Dans le journal de Hélène Hoppenot, l’année 1945 commence ainsi : son mari est déprimé. Le diplomate Henri Hoppenot est invariablement nommé par son initiale H. De 1945 à 1951, sous les dates se succèdent des notations sur divers petits faits, contrariétés, rencontres, conversations, événements de portée historique. Et, dès le début de ce troisième tome du Journal d’Hélène Hoppenot dont les deux autres ont paru également aux éditions Claire Paulhan, un dîner de famille est consigné. Au cours de ce dîner, Violaine, leur fille, s’est montré acerbe envers ses grands-parents paternels. Eux-mêmes n’ont jamais été sympathiques envers Hélène Hoppenot ; pour autant, elle réprouve le comportement de sa fille. Il est aussi question du départ compliqué de H. pour Paris. Nommé ambassadeur par le Général de Gaulle, il quitte New York pour regagner l’Europe. Les combats se déroulent alors sur le front de l’Est. « Les Russes s’emparent de Varsovie. Mon cœur éclate de joie », note Hélène Hoppenot le 17 janvier 1945. Elle écoute les conversations des hommes, la complainte d’Alexis Léger, alias St John Perse. Elle regarde les femmes ; l’allure très recherchée de Jacqueline Breton dont « les ongles sont vernis en bleu ciel de la couleur de ses yeux ».
Dans son Journal, Hélène Hoppenot nous fait vivre l’histoire diplomatique et politique dont elle est contemporaine. Dans ces années d’après-guerre, la vie intellectuelle touche celle de la politique. C’est pourquoi ce troisième tome du Journal accueille dans les mêmes proportions des personnalités politiques, des écrivains et des artistes. Cette édition a été établie par Marie-France Mousli qui l’introduit par un texte contextualisant les notes prises par l’épouse d’un ambassadeur. La rareté des problèmes diplomatiques entre la France et la Suisse lui permette de se consacrer à établir des relations intellectuelles et artistiques auxquelles les Hoppenot s’emploient conjointement.

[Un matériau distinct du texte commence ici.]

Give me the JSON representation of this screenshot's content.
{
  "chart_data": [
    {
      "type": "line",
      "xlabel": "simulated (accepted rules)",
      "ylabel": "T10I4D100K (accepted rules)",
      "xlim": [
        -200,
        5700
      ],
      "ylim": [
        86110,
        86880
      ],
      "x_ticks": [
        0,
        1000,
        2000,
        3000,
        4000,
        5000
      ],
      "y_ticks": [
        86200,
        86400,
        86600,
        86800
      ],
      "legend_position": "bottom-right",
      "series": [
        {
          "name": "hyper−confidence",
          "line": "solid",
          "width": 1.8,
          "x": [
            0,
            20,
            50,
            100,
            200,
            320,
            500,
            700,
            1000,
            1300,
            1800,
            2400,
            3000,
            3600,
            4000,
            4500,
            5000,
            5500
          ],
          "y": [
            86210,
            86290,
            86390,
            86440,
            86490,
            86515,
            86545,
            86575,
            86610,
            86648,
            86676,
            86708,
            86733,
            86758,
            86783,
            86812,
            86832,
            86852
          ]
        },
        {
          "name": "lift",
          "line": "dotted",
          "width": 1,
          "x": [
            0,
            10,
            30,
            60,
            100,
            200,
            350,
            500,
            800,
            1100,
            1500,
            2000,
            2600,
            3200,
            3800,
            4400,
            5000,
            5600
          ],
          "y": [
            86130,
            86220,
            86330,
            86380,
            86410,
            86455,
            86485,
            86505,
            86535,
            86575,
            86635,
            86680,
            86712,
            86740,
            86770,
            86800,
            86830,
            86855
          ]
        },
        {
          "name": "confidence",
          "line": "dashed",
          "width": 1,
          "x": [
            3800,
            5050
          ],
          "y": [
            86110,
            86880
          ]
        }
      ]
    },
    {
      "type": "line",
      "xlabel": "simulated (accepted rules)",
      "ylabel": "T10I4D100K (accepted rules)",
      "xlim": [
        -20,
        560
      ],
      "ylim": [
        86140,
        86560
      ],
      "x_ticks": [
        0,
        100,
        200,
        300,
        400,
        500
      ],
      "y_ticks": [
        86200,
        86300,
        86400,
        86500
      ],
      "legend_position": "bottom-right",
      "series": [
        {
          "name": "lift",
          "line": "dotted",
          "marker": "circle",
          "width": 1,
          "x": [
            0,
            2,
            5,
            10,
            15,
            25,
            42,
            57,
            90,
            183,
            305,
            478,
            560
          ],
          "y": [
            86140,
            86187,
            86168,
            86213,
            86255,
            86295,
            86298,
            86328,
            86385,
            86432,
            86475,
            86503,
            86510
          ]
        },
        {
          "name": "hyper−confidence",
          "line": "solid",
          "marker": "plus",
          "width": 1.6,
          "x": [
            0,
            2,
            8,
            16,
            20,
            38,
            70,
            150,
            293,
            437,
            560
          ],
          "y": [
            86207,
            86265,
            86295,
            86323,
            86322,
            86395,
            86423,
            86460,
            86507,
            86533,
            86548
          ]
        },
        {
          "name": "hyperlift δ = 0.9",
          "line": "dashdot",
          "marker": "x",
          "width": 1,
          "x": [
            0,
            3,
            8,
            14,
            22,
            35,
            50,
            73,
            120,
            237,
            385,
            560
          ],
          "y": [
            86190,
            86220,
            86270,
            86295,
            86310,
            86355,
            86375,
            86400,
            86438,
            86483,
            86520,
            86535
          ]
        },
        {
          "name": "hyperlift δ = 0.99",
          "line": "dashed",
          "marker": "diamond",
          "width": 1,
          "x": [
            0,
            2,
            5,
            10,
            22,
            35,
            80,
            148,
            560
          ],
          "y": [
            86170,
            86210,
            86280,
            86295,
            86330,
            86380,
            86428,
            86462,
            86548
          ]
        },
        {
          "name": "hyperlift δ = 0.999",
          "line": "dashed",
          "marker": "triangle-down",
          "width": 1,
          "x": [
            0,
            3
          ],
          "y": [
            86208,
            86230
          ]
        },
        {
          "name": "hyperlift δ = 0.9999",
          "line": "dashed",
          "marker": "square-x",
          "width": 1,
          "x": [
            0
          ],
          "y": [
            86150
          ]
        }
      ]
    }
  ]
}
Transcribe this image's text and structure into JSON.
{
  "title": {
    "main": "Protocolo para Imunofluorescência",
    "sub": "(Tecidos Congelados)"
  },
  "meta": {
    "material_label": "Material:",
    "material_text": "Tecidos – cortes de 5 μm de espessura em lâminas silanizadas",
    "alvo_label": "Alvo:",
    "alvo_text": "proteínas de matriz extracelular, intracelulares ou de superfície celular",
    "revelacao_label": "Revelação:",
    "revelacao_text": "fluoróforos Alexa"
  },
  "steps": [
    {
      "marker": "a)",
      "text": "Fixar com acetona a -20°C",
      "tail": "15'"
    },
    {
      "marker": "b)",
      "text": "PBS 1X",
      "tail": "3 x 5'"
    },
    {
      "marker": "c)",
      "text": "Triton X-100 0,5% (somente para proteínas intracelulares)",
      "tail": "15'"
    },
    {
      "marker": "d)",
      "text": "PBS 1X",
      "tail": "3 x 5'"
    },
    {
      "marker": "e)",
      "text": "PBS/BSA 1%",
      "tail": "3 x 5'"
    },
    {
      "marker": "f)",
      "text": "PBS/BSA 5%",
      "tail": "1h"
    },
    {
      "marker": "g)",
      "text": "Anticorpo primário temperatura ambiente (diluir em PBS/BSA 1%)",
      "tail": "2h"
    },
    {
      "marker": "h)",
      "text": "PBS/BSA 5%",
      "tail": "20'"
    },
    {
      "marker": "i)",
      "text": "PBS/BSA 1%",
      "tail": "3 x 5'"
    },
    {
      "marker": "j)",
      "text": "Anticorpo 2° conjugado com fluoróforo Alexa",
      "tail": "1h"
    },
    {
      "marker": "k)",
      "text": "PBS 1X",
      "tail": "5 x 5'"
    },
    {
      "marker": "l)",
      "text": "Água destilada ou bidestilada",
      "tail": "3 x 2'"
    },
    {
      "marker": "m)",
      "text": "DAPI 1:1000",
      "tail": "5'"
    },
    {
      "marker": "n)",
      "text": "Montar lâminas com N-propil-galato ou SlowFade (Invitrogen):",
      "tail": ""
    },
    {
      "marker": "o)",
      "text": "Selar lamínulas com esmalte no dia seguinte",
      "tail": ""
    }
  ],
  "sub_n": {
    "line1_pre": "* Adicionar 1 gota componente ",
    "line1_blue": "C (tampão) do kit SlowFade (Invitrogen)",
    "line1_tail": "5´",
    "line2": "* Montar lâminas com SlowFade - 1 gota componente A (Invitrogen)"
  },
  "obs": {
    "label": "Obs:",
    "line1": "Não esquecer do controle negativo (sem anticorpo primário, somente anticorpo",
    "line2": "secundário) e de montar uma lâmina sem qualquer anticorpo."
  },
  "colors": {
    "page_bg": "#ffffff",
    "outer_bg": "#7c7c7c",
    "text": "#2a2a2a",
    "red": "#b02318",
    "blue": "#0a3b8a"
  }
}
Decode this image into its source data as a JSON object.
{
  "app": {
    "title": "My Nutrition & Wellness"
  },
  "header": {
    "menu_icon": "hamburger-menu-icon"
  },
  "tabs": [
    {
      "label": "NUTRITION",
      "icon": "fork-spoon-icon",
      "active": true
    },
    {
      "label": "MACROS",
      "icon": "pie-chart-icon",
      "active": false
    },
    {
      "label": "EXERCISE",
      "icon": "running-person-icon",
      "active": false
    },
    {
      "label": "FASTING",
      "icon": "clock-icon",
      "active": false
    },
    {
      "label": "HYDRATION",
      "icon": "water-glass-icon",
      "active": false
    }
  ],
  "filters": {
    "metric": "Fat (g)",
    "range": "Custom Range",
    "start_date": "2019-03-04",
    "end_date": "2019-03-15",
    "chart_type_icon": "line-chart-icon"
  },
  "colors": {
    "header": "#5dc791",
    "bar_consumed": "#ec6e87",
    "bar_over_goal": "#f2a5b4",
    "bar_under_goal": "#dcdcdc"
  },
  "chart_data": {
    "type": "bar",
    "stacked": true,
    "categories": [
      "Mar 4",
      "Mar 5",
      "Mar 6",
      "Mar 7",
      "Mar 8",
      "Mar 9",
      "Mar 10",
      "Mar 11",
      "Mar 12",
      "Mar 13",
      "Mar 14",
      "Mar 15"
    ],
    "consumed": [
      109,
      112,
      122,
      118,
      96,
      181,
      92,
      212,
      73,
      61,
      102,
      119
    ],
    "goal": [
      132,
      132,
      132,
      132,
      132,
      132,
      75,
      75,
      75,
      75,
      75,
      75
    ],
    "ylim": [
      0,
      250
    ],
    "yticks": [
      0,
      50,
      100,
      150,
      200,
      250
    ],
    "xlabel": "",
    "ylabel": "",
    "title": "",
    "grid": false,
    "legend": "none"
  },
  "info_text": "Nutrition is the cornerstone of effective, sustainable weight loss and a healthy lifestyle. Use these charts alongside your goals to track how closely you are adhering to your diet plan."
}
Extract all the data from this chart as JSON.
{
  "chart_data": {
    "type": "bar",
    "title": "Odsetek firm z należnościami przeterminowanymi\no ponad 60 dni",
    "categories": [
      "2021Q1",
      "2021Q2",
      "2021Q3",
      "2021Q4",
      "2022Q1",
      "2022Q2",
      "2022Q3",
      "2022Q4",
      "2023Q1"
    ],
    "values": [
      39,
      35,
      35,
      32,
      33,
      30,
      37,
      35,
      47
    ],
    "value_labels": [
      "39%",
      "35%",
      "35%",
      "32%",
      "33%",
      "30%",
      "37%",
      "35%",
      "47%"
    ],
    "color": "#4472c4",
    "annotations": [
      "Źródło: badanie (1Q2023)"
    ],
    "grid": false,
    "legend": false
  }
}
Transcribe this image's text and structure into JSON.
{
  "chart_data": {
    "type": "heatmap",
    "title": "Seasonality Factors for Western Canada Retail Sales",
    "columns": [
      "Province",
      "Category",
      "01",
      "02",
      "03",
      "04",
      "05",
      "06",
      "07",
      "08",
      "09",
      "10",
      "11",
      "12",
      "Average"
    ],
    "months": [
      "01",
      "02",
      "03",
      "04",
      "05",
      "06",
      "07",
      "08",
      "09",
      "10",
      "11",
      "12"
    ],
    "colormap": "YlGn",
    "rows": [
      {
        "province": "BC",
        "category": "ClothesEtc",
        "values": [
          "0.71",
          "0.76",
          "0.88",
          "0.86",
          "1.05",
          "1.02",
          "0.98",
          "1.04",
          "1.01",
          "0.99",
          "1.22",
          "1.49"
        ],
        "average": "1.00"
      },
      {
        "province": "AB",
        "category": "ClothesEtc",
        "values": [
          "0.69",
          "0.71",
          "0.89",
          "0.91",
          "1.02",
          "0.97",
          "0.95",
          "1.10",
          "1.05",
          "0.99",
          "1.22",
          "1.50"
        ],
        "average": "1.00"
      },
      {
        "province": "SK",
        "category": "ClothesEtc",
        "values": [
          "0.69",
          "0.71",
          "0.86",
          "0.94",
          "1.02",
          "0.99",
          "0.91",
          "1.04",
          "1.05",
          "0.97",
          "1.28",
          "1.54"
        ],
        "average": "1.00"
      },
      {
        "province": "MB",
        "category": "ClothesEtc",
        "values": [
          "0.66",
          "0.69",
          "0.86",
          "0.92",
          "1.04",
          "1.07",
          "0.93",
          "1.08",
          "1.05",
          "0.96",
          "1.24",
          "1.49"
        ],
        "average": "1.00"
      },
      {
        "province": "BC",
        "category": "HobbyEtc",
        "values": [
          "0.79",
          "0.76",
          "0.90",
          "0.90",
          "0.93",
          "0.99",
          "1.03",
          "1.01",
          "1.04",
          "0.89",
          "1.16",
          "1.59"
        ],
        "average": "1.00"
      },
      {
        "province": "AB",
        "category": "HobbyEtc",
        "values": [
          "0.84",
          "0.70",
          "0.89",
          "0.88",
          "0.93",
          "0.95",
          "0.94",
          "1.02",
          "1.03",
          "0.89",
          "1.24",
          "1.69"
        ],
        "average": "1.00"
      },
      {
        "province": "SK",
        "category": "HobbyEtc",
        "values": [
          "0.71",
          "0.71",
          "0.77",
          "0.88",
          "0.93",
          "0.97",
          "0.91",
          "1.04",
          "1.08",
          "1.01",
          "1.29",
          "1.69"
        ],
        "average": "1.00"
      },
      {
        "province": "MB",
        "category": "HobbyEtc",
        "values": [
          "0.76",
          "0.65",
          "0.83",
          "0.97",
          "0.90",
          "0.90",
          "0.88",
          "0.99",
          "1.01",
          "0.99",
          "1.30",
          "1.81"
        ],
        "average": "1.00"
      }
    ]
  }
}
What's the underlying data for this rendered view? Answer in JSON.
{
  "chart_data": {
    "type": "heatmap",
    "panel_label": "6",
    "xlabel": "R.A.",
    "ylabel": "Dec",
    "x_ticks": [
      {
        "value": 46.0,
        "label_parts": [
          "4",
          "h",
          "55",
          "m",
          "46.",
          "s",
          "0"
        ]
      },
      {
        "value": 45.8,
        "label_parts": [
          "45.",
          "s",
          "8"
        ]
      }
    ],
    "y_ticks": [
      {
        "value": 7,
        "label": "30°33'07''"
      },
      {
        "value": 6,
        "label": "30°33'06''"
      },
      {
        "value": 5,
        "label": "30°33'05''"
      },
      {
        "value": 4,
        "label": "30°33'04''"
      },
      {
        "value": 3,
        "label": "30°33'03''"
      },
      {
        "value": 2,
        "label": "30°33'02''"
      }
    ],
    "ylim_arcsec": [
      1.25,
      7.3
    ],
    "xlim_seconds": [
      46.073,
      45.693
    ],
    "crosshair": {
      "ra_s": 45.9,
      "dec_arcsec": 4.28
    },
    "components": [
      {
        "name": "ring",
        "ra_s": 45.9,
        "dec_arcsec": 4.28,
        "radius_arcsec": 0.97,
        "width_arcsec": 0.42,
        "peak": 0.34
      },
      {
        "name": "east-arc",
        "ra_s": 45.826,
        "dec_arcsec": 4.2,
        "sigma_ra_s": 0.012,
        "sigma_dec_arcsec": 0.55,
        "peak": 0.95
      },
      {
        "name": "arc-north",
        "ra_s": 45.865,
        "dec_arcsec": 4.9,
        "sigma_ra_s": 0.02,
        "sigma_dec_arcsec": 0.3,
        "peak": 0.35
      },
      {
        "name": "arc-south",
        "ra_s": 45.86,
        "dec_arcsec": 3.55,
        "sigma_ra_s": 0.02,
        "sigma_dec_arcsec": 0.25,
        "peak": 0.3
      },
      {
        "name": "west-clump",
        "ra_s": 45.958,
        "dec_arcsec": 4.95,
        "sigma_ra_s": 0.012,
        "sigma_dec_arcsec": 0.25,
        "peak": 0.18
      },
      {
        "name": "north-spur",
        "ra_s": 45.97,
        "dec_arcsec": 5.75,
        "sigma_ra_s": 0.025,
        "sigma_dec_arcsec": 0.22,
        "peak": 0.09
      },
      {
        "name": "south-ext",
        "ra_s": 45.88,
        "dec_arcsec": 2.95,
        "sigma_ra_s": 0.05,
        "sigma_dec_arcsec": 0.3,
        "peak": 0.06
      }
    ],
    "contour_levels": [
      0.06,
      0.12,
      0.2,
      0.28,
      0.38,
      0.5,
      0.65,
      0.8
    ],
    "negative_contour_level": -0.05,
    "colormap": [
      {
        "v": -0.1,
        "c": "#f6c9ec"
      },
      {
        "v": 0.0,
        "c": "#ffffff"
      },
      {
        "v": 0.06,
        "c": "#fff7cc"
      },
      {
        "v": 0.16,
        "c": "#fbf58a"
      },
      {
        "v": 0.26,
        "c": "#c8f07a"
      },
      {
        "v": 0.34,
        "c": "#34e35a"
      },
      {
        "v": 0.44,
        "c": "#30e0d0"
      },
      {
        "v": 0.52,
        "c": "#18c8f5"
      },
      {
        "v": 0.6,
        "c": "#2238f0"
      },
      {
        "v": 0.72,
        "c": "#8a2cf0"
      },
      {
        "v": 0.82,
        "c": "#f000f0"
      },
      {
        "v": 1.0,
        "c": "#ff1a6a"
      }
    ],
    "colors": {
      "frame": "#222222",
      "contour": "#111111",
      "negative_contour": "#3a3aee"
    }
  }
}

En Europe, en 1945, s’ouvre une longue période complexe au cours de laquelle s’opèrent des changements majeurs. Les grandes figures du monde intellectuel de l’époque, André Malraux notamment, se trouvent mêlées à celles du monde politique. Au début de 1948, on voit, par les yeux de Hélène Hoppenot bien sûr, André Malraux plus occupé de politique que de littérature. Le couple Hoppenot, installé à Berne où Henri a été nommé ambassadeur, est en relation avec l’éditeur Skira dont les bureaux sont à Genève. C’est par son intermédiaire que Hélène est informée des projets de Malraux qui, en tant qu’auteur du Musée imaginaire, figure au catalogue de cet éditeur de livres d’art. Skira a édité également une revue, nommée Labyrinthe. André Malraux aurait aimé que cette publication perdure pour la mettre à la disposition du RPF, Rassemblement pour le peuple français, créé par le général de Gaulle en avril 1947. Ce parti s’apprête à venir au pouvoir, selon une conversation de Malraux et son éditeur. Cette notation, brève, mérite d’être commentée parce qu’elle est représentative de la diariste. Tant sur le fond que sur la forme. Car on assiste, à ses côtés, à l’association du monde politique et intellectuel, diplomatique et artistique, caractérisant cette période d’après-guerre où la société se reconstruit avec de nouvelles personnalités, de nouvelles forces. Mais aussi, notation représentative formellement, car Hélène Hoppenot, ici, comme tout au long du troisième tome de son Journal, fait un usage important du discours direct. Nombreuses sont les citations, donnant à entendre des conversations qui, la plupart du temps, ont lieu à l’ambassade ou à l’occasion de réceptions. Les guillemets et les italiques signalent l’insertion des propos de toutes sortes d’interlocuteurs et d’interlocutrices. De Henri Hoppenot, bien sûr, à Mary Reynolds, pour ne mentionner que les plus fréquents, les plus proches. H., qui participait à cette conversation au sujet de Malraux désireux de faire de la revue Labyrinthe un outil politique, se demande « comment mêler la politique à l’art ». Faire de l’art un outil au service de la politique n’est pas un partenariat heureux mais il se pratique ; Henri Hoppenot feint-il de l’ignorer ?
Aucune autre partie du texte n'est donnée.